創作・短編小説
猫とおばあちゃん
春の優しい風
夢心地になれる
まるで、あなたの膝の上みたい
「ミャーオ」
―おばあちゃん、聞いてちょうだいな。
「ミャーオ」
―今朝もおばあちゃんの娘の晶子がやってきてね。
「ミャー」
―私が可愛いからってね、つれて帰ろうとするのよ。
「ミャオミャー」
―でも安心してちょうだい。
「ミャアミャア」
―私、そっぽ向いてやったからね。だから、すねたりしないでね。
「ミャーミャア」
―おばあちゃんのお膝に座って、おばあちゃんの作る鰹節ごはんが食べたいわ。
「ミャーオ…」
―おばあちゃん、お家にいれてちょうだいよ。
「…ミャオ」
―おばあちゃんのお膝の上で眠りたいわ。
「ミャーオ、」
三毛猫の何度目かの鳴き声で玄関の扉が開かれた。
ピン、と三毛猫が耳を立てると中から小柄な老婆が現れ、ミケを見ると目を丸くさせたが、瞬きを繰り返してから柔らかく微笑んだ。ふっくらした頬がほんのり赤らむ。
「おやおや、また来たんだね」
老婆がしゃがみ、三毛猫の喉仏を指でくすぐると、ゴロゴロ喉を鳴らした。よろよろした足取りで老婆に擦り寄ろうとすると、背後から中年女性の声がした。
「ミケ!」
「おや、栗原さん」
老婆が柔らかく声を掛けると、近所に住む中年女性、栗原晶子がすまなそうに頭をさげた。

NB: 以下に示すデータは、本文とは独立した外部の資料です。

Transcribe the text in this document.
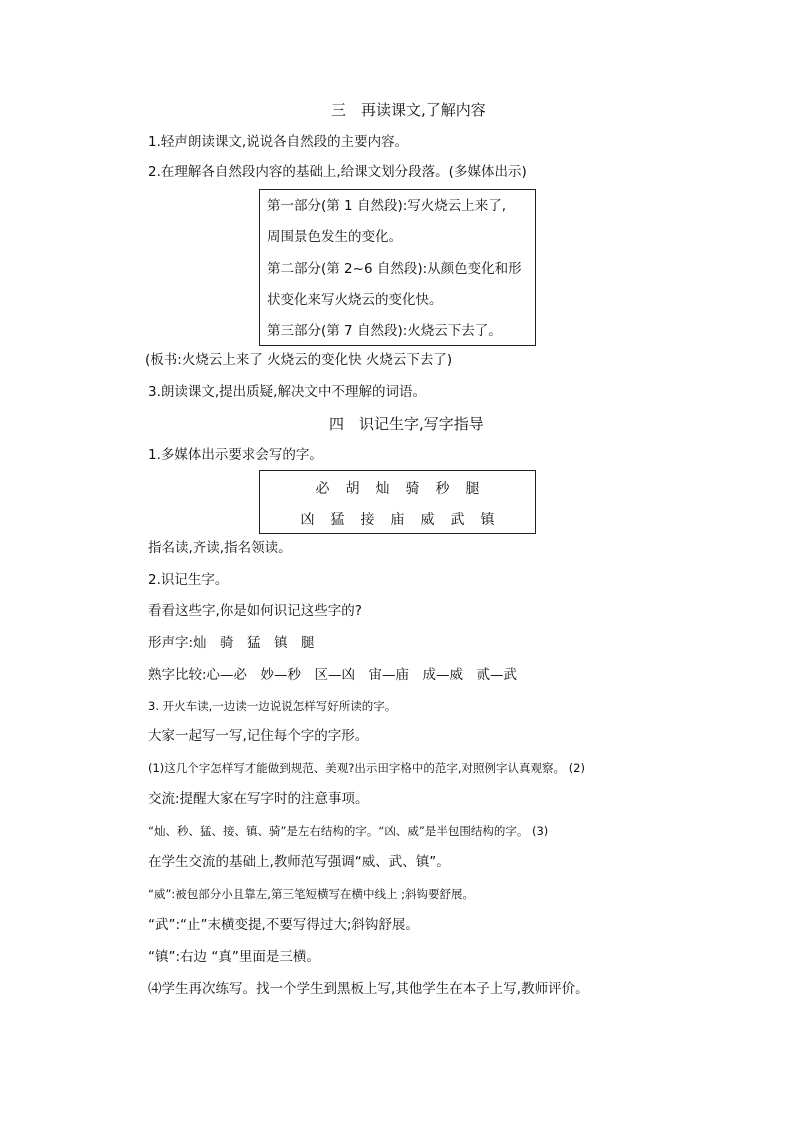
三　再读课文,了解内容
1.轻声朗读课文,说说各自然段的主要内容。
2.在理解各自然段内容的基础上,给课文划分段落。(多媒体出示)

第一部分(第 1 自然段):写火烧云上来了,

周围景色发生的变化。

第二部分(第 2~6 自然段):从颜色变化和形

状变化来写火烧云的变化快。

第三部分(第 7 自然段):火烧云下去了。

(板书:火烧云上来了 火烧云的变化快 火烧云下去了)
3.朗读课文,提出质疑,解决文中不理解的词语。
四　识记生字,写字指导
1.多媒体出示要求会写的字。
必 胡 灿 骑 秒 腿
凶 猛 接 庙 威 武 镇
指名读,齐读,指名领读。
2.识记生字。
看看这些字,你是如何识记这些字的?
形声字:灿　骑　猛　镇　腿
熟字比较:心—必　妙—秒　区—凶　宙—庙　成—威　贰—武
3. 开火车读,一边读一边说说怎样写好所读的字。
大家一起写一写,记住每个字的字形。
(1)这几个字怎样写才能做到规范、美观?出示田字格中的范字,对照例字认真观察。 (2)
交流:提醒大家在写字时的注意事项。
“灿、秒、猛、接、镇、骑”是左右结构的字。“凶、威”是半包围结构的字。 (3)
在学生交流的基础上,教师范写强调“威、武、镇”。
“威”:被包部分小且靠左,第三笔短横写在横中线上 ;斜钩要舒展。
“武”:“止”末横变提,不要写得过大;斜钩舒展。
“镇”:右边 “真”里面是三横。
⑷学生再次练写。找一个学生到黑板上写,其他学生在本子上写,教师评价。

「いつもすみません、先日は勝手にお家に上がり込んでいたようで…」
「ミャーオ」
三毛猫の非難めいた鳴き声がひとつ。
老婆は三毛猫を抱きかかえた。
「いいえ、栗原さんのおばあさんの住んでた場所ですもの」
「そんな、もう何年も前の話です」
「ミャオ!」
そうよ、あんた達はおばあちゃんの体が弱くなってきたから引っ越してきたのよ、今までほったらかしだった癖に! 三毛猫が繰り返し非難めいた鳴き声をあげるからか、老婆は腕の中の三毛猫の頭を優しく撫でる。

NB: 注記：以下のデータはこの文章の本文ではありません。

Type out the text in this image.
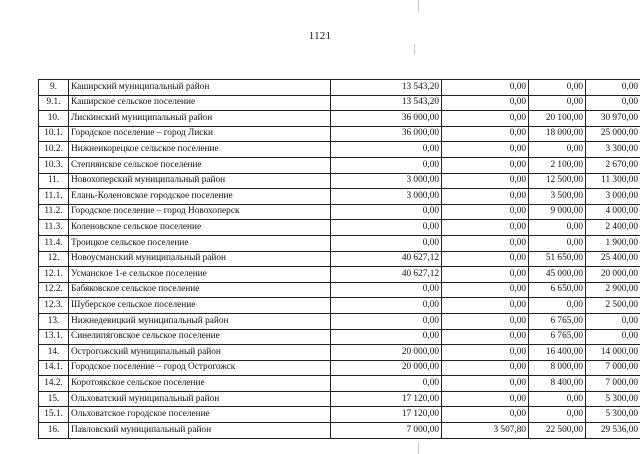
1121
9.	Каширский муниципальный район	13 543,20	0,00	0,00	0,00
9.1.	Каширское сельское поселение	13 543,20	0,00	0,00	0,00
10.	Лискинский муниципальный район	36 000,00	0,00	20 100,00	30 970,00
10.1.	Городское поселение – город Лиски	36 000,00	0,00	18 000,00	25 000,00
10.2.	Нижнеикорецкое сельское поселение	0,00	0,00	0,00	3 300,00
10.3.	Степнянское сельское поселение	0,00	0,00	2 100,00	2 670,00
11.	Новохоперский муниципальный район	3 000,00	0,00	12 500,00	11 300,00
11.1.	Елань-Коленовское городское поселение	3 000,00	0,00	3 500,00	3 000,00
11.2.	Городское поселение – город Новохоперск	0,00	0,00	9 000,00	4 000,00
11.3.	Коленовское сельское поселение	0,00	0,00	0,00	2 400,00
11.4.	Троицкое сельское поселение	0,00	0,00	0,00	1 900,00
12.	Новоусманский муниципальный район	40 627,12	0,00	51 650,00	25 400,00
12.1.	Усманское 1-е сельское поселение	40 627,12	0,00	45 000,00	20 000,00
12.2.	Бабяковское сельское поселение	0,00	0,00	6 650,00	2 900,00
12.3.	Шуберское сельское поселение	0,00	0,00	0,00	2 500,00
13.	Нижнедевицкий муниципальный район	0,00	0,00	6 765,00	0,00
13.1.	Синелипяговское сельское поселение	0,00	0,00	6 765,00	0,00
14.	Острогожский муниципальный район	20 000,00	0,00	16 400,00	14 000,00
14.1.	Городское поселение – город Острогожск	20 000,00	0,00	8 000,00	7 000,00
14.2.	Коротоякское сельское поселение	0,00	0,00	8 400,00	7 000,00
15.	Ольховатский муниципальный район	17 120,00	0,00	0,00	5 300,00
15.1.	Ольховатское городское поселение	17 120,00	0,00	0,00	5 300,00
16.	Павловский муниципальный район	7 000,00	3 507,80	22 500,00	29 536,00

「きっと、ネコちゃんはわたしを栗原のおばあちゃんと思っているんだね」
ゴロゴロ喉を鳴らし目を細める猫の姿を晶子は申し訳なさそうな視線で見つめた。
しかし三毛猫はまったく晶子の目線に気付かずに心地よい温もりに包まれたままである。
「すみません、本当にご迷惑を…」
「…図々しいのは承知の上なんだけどね、ネコちゃんを預かるわけにはいかないかしら」
「えっ?」
「わたしも、おじいさんも子供が東京だからね、寂しいのよ」
慈しむように三毛猫を抱き続けながら老婆はそう告げた。その声は懐かしいものに語り掛けているかのようにも、寂しそうにも聞こえた。
「でも…その、見ての通り、年老いて呆けてますし…そろそろオムツも必要だと思うんです、もっと若い猫の方が、」
「ふふふ、調度いいのよ。若い猫じゃ、わたしたちが先にいってしまうでしょ。成人した猫がなついてくれるかもわからない…でもこの子はこんなに…こんなになついてるわ。見て、気持よさそうな顔ね」
三毛猫を撫でる手の平は、優しく、温もりに溢れている。
三毛猫はまるで頷くように「ミャーオ」と鳴いた。
晶子が躊躇った後に頷き、了承すると、老婆は三毛猫に頬ずりして囁いた。
「今度はずっと、いっしょに、いましょうね」
「ミャァオ」
春風に吹かれて猫のしわがれた鳴き声がひとつ。